Avec Ariel Pink’s haunted graffiti, on se situe dans la première catégorie, les Californiens affichant un réel penchant pour le loufoque, l’expérimental retenu mais omniprésent avec tout ce que cela sous-entend comme « collages » sonores et stylistiques. Dans un premier temps déroutant, fait d’une sorte de new-wave à la limite du sirupeux (L’estat, entre douceur chantée et élans plus déviants), mais vive et tubesque (Bright lit blue skies) succédant à un morceau indéfinissable, Hot body rub, qu’on pourrait rapprocher des oeuvres de Jessie Evans, doté d’une voix étrange, l’album poursuit ensuite dans cette veine et demande un effort d’assimilation, au bout duquel tout auditeur un tant soit peu perspicace trouve la récompense.
C’est ainsi qu’après les titres énoncés plus haut, s’impose Fright night, rythmé, à la fois sensuel et pervers, qui démontre l’adresse qu’a Ariel Pink à concevoir une new-wave « rénovée », à l’esprit aventurier, qui défricherait pour, au bout de ce travail de déconstruction, trouver sa cohérence et sa pertinence et s’imposer comme l’un des styles « nouveaux » les plus attrayants qui soient. Les voix légères et imbriquées (Round and round, entre autres) et les structures inédites surprennent et font mouche, l’apparition en certaines occasions d’un saxophone renforçant le côté 80’s de Before today. A cela s’ajoutent des morceaux d’obédience disco (Beverly kills), rythmés, funky, dansants à souhait, animés par des synthés virevoltants…et les cris de Tarzan, c’est dire dans quel état d’esprit, dans quelle folie créatrice se trouve notre Ariel Pink, et tranchants comme Butthouse blondies et ses guitares offensives. Puis c’est Little wig lui aussi mordant, mais porteur de breaks innatendus, comme la plupart des autres plages. Sinueux, ce titre emprunte plusieurs voix, et plusieurs voies, pour n’en choisir aucune, et se veut en cela parfaitement représentatif de l’album: indomptable et pourtant de haute volée, jusque dans la délicatesse fatale de Can’t hear my eyes, joyau pop 80’s presque accessible.
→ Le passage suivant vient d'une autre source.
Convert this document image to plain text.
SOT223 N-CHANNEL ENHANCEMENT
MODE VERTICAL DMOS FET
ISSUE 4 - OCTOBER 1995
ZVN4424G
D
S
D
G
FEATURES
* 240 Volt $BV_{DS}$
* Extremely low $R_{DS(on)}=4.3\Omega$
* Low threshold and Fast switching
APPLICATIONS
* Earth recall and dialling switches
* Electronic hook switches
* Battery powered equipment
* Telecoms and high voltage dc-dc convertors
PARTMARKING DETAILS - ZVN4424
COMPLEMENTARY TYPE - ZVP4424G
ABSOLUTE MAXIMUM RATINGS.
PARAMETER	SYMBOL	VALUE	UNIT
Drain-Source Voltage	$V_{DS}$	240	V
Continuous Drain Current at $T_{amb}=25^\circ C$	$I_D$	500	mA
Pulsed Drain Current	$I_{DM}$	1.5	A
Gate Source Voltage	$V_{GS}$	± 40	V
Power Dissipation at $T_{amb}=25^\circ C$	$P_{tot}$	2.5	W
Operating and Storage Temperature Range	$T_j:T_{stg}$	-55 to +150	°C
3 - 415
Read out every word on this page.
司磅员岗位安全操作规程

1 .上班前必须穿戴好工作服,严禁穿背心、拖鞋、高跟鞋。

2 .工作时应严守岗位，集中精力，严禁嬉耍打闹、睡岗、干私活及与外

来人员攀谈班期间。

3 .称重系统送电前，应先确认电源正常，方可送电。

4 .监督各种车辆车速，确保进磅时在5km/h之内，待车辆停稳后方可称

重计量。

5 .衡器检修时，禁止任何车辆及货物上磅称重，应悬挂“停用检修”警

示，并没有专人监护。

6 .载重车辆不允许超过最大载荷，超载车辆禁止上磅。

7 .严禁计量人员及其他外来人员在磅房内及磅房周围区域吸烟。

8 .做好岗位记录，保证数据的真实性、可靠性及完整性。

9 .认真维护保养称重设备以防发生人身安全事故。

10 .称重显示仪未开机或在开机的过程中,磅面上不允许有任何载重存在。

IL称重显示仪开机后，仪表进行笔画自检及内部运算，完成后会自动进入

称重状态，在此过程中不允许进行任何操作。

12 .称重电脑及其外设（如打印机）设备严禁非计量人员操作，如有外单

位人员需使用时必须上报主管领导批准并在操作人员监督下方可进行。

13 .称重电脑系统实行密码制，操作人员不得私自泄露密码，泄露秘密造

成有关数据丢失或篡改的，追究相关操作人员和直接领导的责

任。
Suite à cela, Reminiscenes, instru évoquant ceux des Beastie Boys, à la croisée de tout, sans queue ni tête mais passionnant, puis un Menopause man à dominante funk, aux relents Madchester discrets, apportent leur pierre -branlante- à cet édifice génialement bancal, auquel Revolution’s a lie, énergique, taillé dans une « punk-wave » enthousiasmante, met la touche finale avec brio.
Excellent album donc, bigarré, haut en couleurs, singulier surtout, se situant sans contestation possible parmi les travaux les plus intéressants de l’année en cours.